LONDON (Reuters) – A fall in the number of European Union applicants for jobs in British factories has become less sharp but manufacturers remain worried about being able to find skilled workers from the bloc after Brexit, according to a report published on Monday.
EEF, a British manufacturers’ organisation, said 17 percent of companies taking part in a survey reported a drop in job applications from people elsewhere in the EU, down from 23 percent a year earlier.
Thirteen percent reported an increase in EU workers leaving their firms, down from 16 percent.
Britain’s decision to leave the EU in a referendum in 2016 has raised concerns among employers in various sectors and at the Bank of England that fewer workers from the bloc will come to the country, compounding a skills shortages.
Official data published last week showed that the number of EU workers in Britain fell for the first time since 2010 in the first three months of this year.

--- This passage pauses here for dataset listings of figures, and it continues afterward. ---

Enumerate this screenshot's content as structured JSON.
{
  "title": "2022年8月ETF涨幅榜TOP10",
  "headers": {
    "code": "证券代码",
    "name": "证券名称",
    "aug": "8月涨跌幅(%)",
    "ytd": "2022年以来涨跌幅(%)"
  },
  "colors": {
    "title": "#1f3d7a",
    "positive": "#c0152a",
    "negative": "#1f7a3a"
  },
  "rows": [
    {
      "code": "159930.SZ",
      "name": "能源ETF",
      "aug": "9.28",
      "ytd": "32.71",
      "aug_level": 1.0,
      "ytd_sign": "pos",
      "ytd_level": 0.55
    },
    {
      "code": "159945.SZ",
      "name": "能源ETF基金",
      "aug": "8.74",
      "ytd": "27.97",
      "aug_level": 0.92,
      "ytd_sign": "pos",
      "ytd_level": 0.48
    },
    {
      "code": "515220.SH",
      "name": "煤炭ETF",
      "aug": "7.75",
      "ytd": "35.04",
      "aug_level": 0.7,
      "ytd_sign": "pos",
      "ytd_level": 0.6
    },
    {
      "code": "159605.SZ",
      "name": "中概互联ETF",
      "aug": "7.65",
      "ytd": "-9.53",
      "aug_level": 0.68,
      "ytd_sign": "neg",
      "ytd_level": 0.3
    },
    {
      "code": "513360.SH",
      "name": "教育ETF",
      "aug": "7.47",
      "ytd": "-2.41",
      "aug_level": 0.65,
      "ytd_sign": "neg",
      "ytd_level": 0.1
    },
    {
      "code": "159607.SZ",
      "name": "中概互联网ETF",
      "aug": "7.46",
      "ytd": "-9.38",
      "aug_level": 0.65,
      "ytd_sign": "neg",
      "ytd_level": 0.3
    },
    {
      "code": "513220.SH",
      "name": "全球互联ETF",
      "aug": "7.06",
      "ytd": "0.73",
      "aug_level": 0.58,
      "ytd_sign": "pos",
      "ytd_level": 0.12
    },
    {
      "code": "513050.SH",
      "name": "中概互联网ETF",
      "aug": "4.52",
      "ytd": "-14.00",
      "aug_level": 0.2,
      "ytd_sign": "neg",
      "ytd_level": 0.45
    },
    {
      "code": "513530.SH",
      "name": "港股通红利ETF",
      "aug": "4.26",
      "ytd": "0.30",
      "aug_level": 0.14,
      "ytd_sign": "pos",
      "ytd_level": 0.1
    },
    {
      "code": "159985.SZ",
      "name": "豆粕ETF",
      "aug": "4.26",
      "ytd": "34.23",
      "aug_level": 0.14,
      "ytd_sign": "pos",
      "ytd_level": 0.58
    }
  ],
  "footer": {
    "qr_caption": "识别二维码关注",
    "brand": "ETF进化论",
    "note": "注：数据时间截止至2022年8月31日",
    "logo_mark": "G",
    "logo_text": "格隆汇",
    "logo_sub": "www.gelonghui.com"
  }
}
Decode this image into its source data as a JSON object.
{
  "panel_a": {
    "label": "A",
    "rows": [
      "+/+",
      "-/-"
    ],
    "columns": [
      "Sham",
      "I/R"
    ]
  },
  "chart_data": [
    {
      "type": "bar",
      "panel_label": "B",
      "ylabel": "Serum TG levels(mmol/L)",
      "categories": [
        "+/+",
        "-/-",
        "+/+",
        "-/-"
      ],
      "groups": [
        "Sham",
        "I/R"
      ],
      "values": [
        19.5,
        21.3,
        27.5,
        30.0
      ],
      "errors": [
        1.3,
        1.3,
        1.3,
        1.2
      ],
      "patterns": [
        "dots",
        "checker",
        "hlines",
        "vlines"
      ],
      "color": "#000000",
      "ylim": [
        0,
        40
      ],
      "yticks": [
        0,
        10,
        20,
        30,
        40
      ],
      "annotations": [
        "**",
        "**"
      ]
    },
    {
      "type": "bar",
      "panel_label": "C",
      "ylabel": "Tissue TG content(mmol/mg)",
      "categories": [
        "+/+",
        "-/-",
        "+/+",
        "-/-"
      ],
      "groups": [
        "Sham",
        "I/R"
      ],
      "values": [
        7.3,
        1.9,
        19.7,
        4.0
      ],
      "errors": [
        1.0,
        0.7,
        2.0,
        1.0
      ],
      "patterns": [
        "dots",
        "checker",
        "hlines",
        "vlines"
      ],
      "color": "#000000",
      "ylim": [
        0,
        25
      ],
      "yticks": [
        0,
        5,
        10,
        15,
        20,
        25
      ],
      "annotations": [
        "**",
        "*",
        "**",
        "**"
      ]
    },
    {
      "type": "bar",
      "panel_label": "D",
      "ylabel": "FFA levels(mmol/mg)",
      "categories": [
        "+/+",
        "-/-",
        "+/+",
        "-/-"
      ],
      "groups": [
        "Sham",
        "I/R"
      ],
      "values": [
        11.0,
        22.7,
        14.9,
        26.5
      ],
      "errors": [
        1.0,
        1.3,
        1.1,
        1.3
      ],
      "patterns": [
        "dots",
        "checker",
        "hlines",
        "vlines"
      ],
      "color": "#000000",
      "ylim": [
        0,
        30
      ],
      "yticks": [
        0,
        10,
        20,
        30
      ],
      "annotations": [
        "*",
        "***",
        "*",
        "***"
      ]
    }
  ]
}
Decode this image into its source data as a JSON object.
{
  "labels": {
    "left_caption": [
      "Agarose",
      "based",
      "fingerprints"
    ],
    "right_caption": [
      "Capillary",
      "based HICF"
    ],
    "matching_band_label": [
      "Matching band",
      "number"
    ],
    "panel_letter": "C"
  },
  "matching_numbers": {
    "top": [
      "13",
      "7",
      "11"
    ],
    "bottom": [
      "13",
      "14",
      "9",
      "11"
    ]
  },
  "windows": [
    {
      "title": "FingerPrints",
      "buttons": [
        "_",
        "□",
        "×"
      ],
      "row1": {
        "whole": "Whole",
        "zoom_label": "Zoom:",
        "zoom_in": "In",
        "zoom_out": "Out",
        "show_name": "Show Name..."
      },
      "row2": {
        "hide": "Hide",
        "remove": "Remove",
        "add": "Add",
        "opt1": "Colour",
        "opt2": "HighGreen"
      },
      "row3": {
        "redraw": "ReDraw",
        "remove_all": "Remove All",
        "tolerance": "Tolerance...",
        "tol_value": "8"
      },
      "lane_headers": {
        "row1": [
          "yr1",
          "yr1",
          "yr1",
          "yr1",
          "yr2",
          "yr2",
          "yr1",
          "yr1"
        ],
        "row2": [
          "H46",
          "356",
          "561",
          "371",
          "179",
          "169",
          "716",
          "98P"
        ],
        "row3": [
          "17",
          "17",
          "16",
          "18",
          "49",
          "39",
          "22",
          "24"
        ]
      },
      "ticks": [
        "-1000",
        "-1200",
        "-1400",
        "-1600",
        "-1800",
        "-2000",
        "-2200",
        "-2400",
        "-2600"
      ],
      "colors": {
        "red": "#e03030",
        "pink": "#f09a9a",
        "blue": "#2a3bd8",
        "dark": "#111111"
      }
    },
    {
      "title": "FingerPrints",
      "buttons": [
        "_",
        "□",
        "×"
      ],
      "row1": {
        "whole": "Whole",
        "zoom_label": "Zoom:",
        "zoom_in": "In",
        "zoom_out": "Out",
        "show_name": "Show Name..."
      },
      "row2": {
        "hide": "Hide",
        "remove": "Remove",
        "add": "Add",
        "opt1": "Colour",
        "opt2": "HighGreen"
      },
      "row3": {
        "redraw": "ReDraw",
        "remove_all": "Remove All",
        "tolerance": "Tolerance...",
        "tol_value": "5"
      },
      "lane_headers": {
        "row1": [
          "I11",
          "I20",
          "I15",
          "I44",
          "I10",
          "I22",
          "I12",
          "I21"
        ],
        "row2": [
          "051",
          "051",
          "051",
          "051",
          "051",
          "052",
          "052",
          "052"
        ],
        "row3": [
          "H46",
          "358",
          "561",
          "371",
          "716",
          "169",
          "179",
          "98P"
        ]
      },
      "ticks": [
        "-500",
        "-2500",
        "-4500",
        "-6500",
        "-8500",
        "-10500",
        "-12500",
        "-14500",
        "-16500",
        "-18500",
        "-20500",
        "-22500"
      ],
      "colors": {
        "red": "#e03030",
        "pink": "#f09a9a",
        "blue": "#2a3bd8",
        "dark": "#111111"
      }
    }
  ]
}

“Skills shortages are endemic in manufacturing and engineering and companies are becoming increasingly concerned about their ability to access the skills they need post-Brexit,” Tim Thomas, employment policy director at EEF, said.
Nearly 70 percent of the companies surveyed said they wanted guidance on what Britain’s departure from the EU in March 2019, followed by a 21-month transition period, will mean for employers and their EU employees.
Manufacturers also said they plan to increase training for existing employees and use apprenticeships and graduate recruitment programmes in order to attract and retain staff.